Uden residents find solutions for skyrocketing energy prices

ecovillage Picture credit: Omroep Brabant

The energy prices are going through the roof. Many worry they will not be able to  keep warm this winter. Unlike Walter Pepers from Uden and Ad Vlems from Boekel. They decided a few years ago to live off-grid, so they can rest easy. 

Zero energy bill

“I don’t pay anything at all,” says Walter Pepers. “But that feels a bit unfair when you hear that other people now have to pay so much.” As an environmentalist he is very busy with nature and climate. That is why he lives with his wife and children in a prefabricated bungalow on the outskirts of Uden. They have hot water thanks to a heat pump and 40 solar panels on the roof provide electricity.

Mission accomplised

His mission is accomplished. Ad has been living in the green mini-village for almost two years now, which consists of 36 social housing units. The houses are supplied with electricity and heat thanks to 600 solar panels. “They are connected to a large container that reaches 450 degrees in the summer. It retains the warm air all year round. When we turn on the heating, the water in the boilers is heated and distributed in our underfloor heating system,” explains Ad.

Sharing energy

There are no batteries yet that can store electricity for the whole year. Ad still has to knock on the door of an energy company in the winter. Walter has come up with another solution for this. He has an arrangement with his neighbours, an adjacent hotel.

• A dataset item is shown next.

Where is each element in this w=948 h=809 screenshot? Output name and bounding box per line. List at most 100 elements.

He supplies them with a lot of power in the summer, and in the winter he gets it back. “As a neighborhood, you should chat more often with a company to which you can deliver, because they often have more favourable energy contracts,” he explains.

Eco village

The only thing the two still have to worry about are the rising food prices. But that is also arranged in the Ecovillage. “We have a food forest with hundreds of crops, where we can get sixty per cent of our food from,” says Ad. “Everyone in the village works one or two days a week in the garden and so the food is free for everyone.”

Walter is not considering this. “I don’t have the time,” he laughs. “We do not eat meat for the sake of the environment, not because we cannot afford it.”